Missing data in an audio stream can result from a number of different errors such as packet loss during Internet streaming, transmission errors, or defective media. If the gap of missing audio is small enough, it is inaudible to the human ear. However, a gap length of a few milliseconds can be audible to the human ear. It is preferred that if the gap is audible, it should be filled with relevant information. If valid data precedes and succeeds the gap, interpolation can be used. If valid data following the gap is unknown or if the gap is too large for valid interpolation, extrapolation can be used to fill the gap.
Extrapolation of data has been investigated for many years. It has been used to enhance the resolution of images or to complete fragmented data sets ([1],[8]-[16]). Current extrapolation theories can also be successfully implemented to estimate missing audio data. The major problem, however, is the large amount of audio data samples required for even small time segments. These large data sets result in heavy computational time and memory requirements. These computational requirements often exceed the application constraints (see section 5.3). If the input data segment is divided into a group of smaller data segments, computational requirements can be greatly reduced. Reducing computational requirements decreases processing time and enables processing of large data segments, which previously exceeded application limits.
Audio signals are usually viewed in either the time domain or the frequency domain. If the signal is segmented in the frequency domain, each of these block segments has a time domain representation. Through frequency domain blocking, a set of smaller time domain signals is obtained. Each of these signals can then be processed through an extrapolation algorithm with much lower computational requirements than that of the original signal. The frequency domain views of the resulting extrapolations can then be recombined into one frequency domain view.

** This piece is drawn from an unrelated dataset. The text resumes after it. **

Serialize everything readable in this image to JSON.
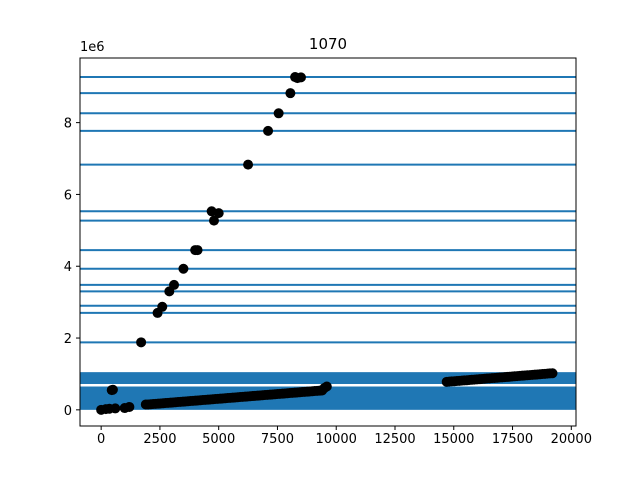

The time domain view of this recombination is the resulting extrapolation for the original audio signal.
Minimum weighted norm extrapolation [1] is chosen as the extrapolation algorithm to be used with the frequency domain blocking method. This extrapolation method has no bandwidth limitations and utilizes the known power spectrum information to improve its resulting extrapolation. A Root Mean Squared (RMS) factor is included in the algorithm to act as an automatic gain to improve amplitude consistency in the signal. If a delay is acceptable in the chosen application, the algorithm could be implemented in pseudo-real-time.
Although frequency blocking greatly reduces computational requirements, it increases error. This increase in error can be kept to a minimum if proper dimensions are chosen. The extrapolation method is shown to work better with tonal music than non-tonal music. Non-tonal sounds, i.e. percussive sounds, are noise-like and thus do not extrapolate well through the minimum weighted norm extrapolation method (see section 5.6.1).
Chapter 2 begins by discussing digital audio theory, frequency domain representation, and properties of the audio signal. A brief look at the perception of auditory restoration is then presented. Extrapolation theory is discussed in Chapter 3 with the contribution of important algorithms. A new algorithm is presented in Chapter 4 that extends the minimum weighted norm extrapolation with frequency domain blocking. The performance of the new algorithm is then evaluated in Chapter 5, displaying its various tradeoffs. Finally, Chapter 6 presents a possible application of this algorithm within Internet audio streaming.